In mid-December, the U.S. Food and Drug Administration announced it had approved Sanofi-Aventis US’s (Bridgewater Township, NJ) Admelog (insulin lispro injection), a short-acting insulin indicated to improve control of blood glucose levels in adults and pediatric patients 3 years and older with type 1 diabetes and adults with type 2 diabetes.
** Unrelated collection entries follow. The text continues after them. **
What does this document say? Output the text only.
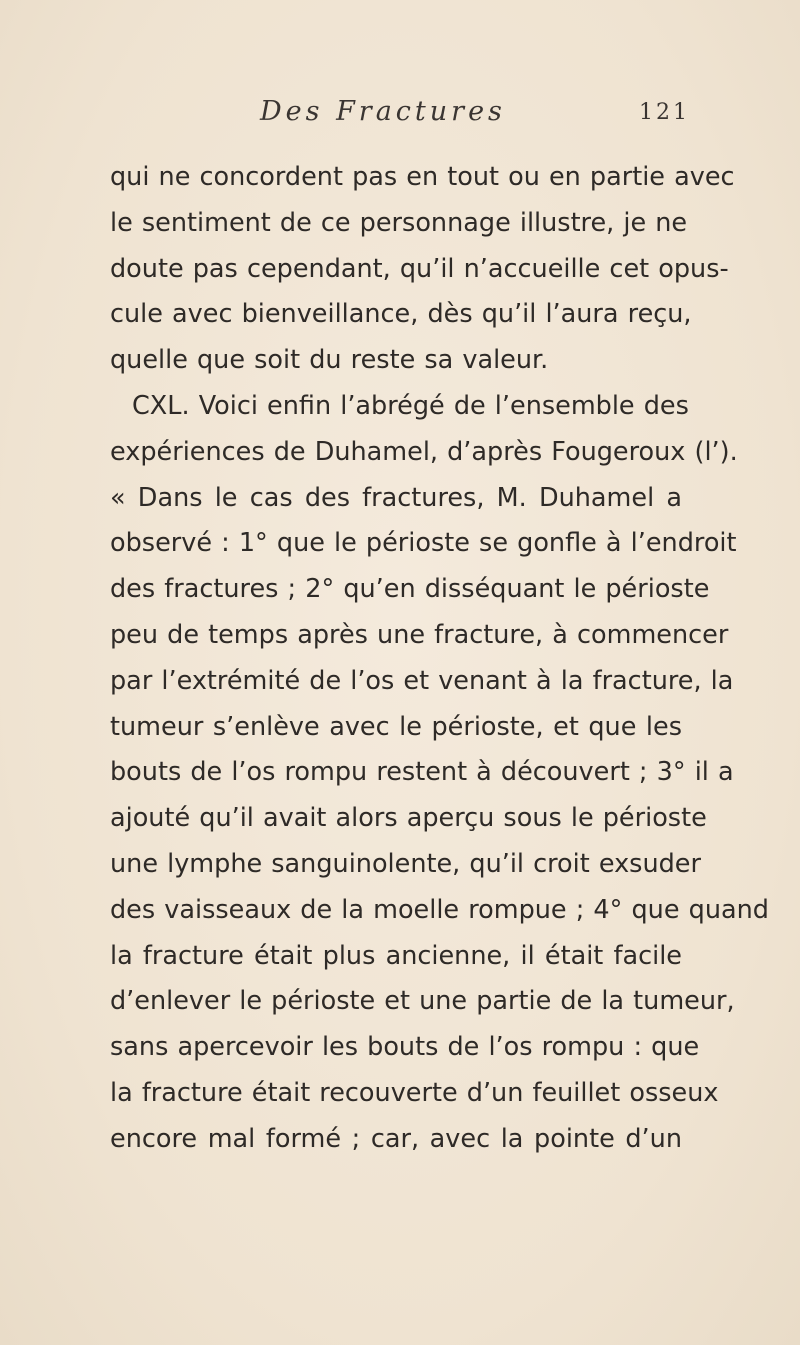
Des Fractures	121
qui ne concordent pas en tout ou en partie avec
le sentiment de ce personnage illustre, je ne
doute pas cependant, qu’il n’accueille cet opus-
cule avec bienveillance, dès qu’il l’aura reçu,
quelle que soit du reste sa valeur.
CXL. Voici enfin l’abrégé de l’ensemble des
expériences de Duhamel, d’après Fougeroux (l’).
« Dans le cas des fractures, M. Duhamel a
observé : 1° que le périoste se gonfle à l’endroit
des fractures ; 2° qu’en disséquant le périoste
peu de temps après une fracture, à commencer
par l’extrémité de l’os et venant à la fracture, la
tumeur s’enlève avec le périoste, et que les
bouts de l’os rompu restent à découvert ; 3° il a
ajouté qu’il avait alors aperçu sous le périoste
une lymphe sanguinolente, qu’il croit exsuder
des vaisseaux de la moelle rompue ; 4° que quand
la fracture était plus ancienne, il était facile
d’enlever le périoste et une partie de la tumeur,
sans apercevoir les bouts de l’os rompu : que
la fracture était recouverte d’un feuillet osseux
encore mal formé ; car, avec la pointe d’un
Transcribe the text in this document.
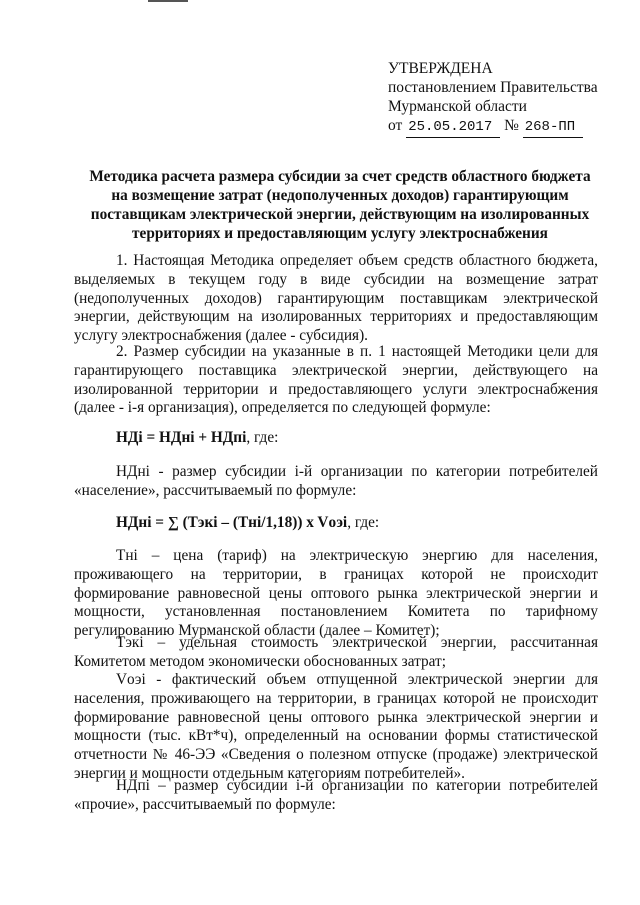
УТВЕРЖДЕНА
постановлением Правительства
Мурманской области
от 25.05.2017 № 268-ПП
Методика расчета размера субсидии за счет средств областного бюджета на возмещение затрат (недополученных доходов) гарантирующим поставщикам электрической энергии, действующим на изолированных территориях и предоставляющим услугу электроснабжения
1. Настоящая Методика определяет объем средств областного бюджета, выделяемых в текущем году в виде субсидии на возмещение затрат (недополученных доходов) гарантирующим поставщикам электрической энергии, действующим на изолированных территориях и предоставляющим услугу электроснабжения (далее - субсидия).
2. Размер субсидии на указанные в п. 1 настоящей Методики цели для гарантирующего поставщика электрической энергии, действующего на изолированной территории и предоставляющего услуги электроснабжения (далее - i-я организация), определяется по следующей формуле:
НДi = НДнi + НДпi, где:
НДнi - размер субсидии i-й организации по категории потребителей «население», рассчитываемый по формуле:
НДнi = ∑ (Тэкi – (Тнi/1,18)) x Vоэi, где:
Тнi – цена (тариф) на электрическую энергию для населения, проживающего на территории, в границах которой не происходит формирование равновесной цены оптового рынка электрической энергии и мощности, установленная постановлением Комитета по тарифному регулированию Мурманской области (далее – Комитет);
Тэкi – удельная стоимость электрической энергии, рассчитанная Комитетом методом экономически обоснованных затрат;
Vоэi - фактический объем отпущенной электрической энергии для населения, проживающего на территории, в границах которой не происходит формирование равновесной цены оптового рынка электрической энергии и мощности (тыс. кВт*ч), определенный на основании формы статистической отчетности № 46-ЭЭ «Сведения о полезном отпуске (продаже) электрической энергии и мощности отдельным категориям потребителей».
НДпi – размер субсидии i-й организации по категории потребителей «прочие», рассчитываемый по формуле:
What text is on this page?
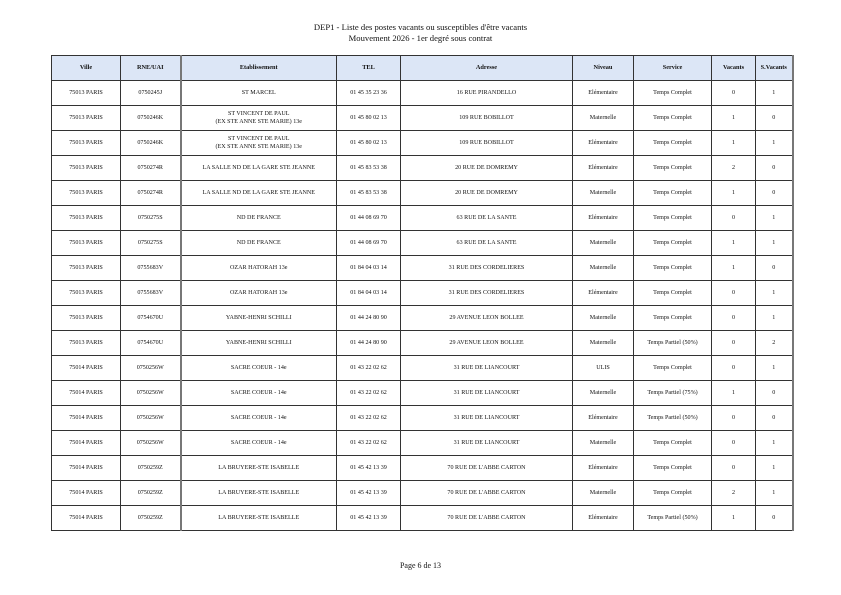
DEP1 - Liste des postes vacants ou susceptibles d'être vacants
Mouvement 2026 - 1er degré sous contrat
Ville	RNE/UAI	Etablissement	TEL	Adresse	Niveau	Service	Vacants	S.Vacants
75013 PARIS	0750245J	ST MARCEL	01 45 35 23 36	16 RUE PIRANDELLO	Elémentaire	Temps Complet	0	1
75013 PARIS	0750246K	ST VINCENT DE PAUL
(EX STE ANNE STE MARIE) 13e	01 45 80 02 13	109 RUE BOBILLOT	Maternelle	Temps Complet	1	0
75013 PARIS	0750246K	ST VINCENT DE PAUL
(EX STE ANNE STE MARIE) 13e	01 45 80 02 13	109 RUE BOBILLOT	Elémentaire	Temps Complet	1	1
75013 PARIS	0750274R	LA SALLE ND DE LA GARE STE JEANNE	01 45 83 53 38	20 RUE DE DOMREMY	Elémentaire	Temps Complet	2	0
75013 PARIS	0750274R	LA SALLE ND DE LA GARE STE JEANNE	01 45 83 53 38	20 RUE DE DOMREMY	Maternelle	Temps Complet	1	0
75013 PARIS	0750275S	ND DE FRANCE	01 44 08 69 70	63 RUE DE LA SANTE	Elémentaire	Temps Complet	0	1
75013 PARIS	0750275S	ND DE FRANCE	01 44 08 69 70	63 RUE DE LA SANTE	Maternelle	Temps Complet	1	1
75013 PARIS	0755683V	OZAR HATORAH 13e	01 84 04 03 14	31 RUE DES CORDELIERES	Maternelle	Temps Complet	1	0
75013 PARIS	0755683V	OZAR HATORAH 13e	01 84 04 03 14	31 RUE DES CORDELIERES	Elémentaire	Temps Complet	0	1
75013 PARIS	0754670U	YABNE-HENRI SCHILLI	01 44 24 80 90	29 AVENUE LEON BOLLEE	Maternelle	Temps Complet	0	1
75013 PARIS	0754670U	YABNE-HENRI SCHILLI	01 44 24 80 90	29 AVENUE LEON BOLLEE	Maternelle	Temps Partiel (50%)	0	2
75014 PARIS	0750256W	SACRE COEUR - 14e	01 43 22 02 62	31 RUE DE LIANCOURT	ULIS	Temps Complet	0	1
75014 PARIS	0750256W	SACRE COEUR - 14e	01 43 22 02 62	31 RUE DE LIANCOURT	Maternelle	Temps Partiel (75%)	1	0
75014 PARIS	0750256W	SACRE COEUR - 14e	01 43 22 02 62	31 RUE DE LIANCOURT	Elémentaire	Temps Partiel (50%)	0	0
75014 PARIS	0750256W	SACRE COEUR - 14e	01 43 22 02 62	31 RUE DE LIANCOURT	Maternelle	Temps Complet	0	1
75014 PARIS	0750259Z	LA BRUYERE-STE ISABELLE	01 45 42 13 39	70 RUE DE L'ABBE CARTON	Elémentaire	Temps Complet	0	1
75014 PARIS	0750259Z	LA BRUYERE-STE ISABELLE	01 45 42 13 39	70 RUE DE L'ABBE CARTON	Maternelle	Temps Complet	2	1
75014 PARIS	0750259Z	LA BRUYERE-STE ISABELLE	01 45 42 13 39	70 RUE DE L'ABBE CARTON	Elémentaire	Temps Partiel (50%)	1	0
Page 6 de 13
Admelog is the first short-acting insulin approved as a “follow-on” product [submitted through the agency’s 505(b)(2) pathway, a shortened route based on comparative evidence with an approved drug].
“With [the] approval, we are providing an important short-acting insulin option for patients that meets our standards for safety and effectiveness,” said Mary T. Thanh Hai, MD, deputy director of the Office of New Drug Evaluation II in the FDA’s Center for Drug Evaluation and Research.
Patients taking the drug should be monitored more closely with regard to changes in insulin dosage, co-administration of other glucose-lowering medications, meal pattern, and physical activity, as well as in patients with renal impairment, hepatic impairment, or hypoglycemia unawareness, the FDA noted.
Sanofi-Aventis submitted a 505(b)(2) application that relied, in part, on the FDA’s finding of safety and effectiveness for Eli Lilly’s Humalog (insulin lispro injection) to support approval for Admelog. The application aimed to demonstrate scientific justification for reliance on the FDA’s finding of safety and effectiveness for the reference product Humalog and provided Admelog-specific data from two Phase 3 trials.
“One of my key policy efforts is increasing competition in the market for prescription drugs and helping facilitate the entry of lower-cost alternatives,” said FDA Commissioner Scott Gottlieb, MD. “In the coming months, we’ll be taking additional policy steps to help to make sure patients continue to benefit from improved access to lower cost, safe and effective alternatives to brand name drugs approved through the agency’s abbreviated pathways.”
He noted that these efforts are “particularly important for drugs like insulin that are taken by millions of Americans every day for a lifetime to manage a chronic disease.”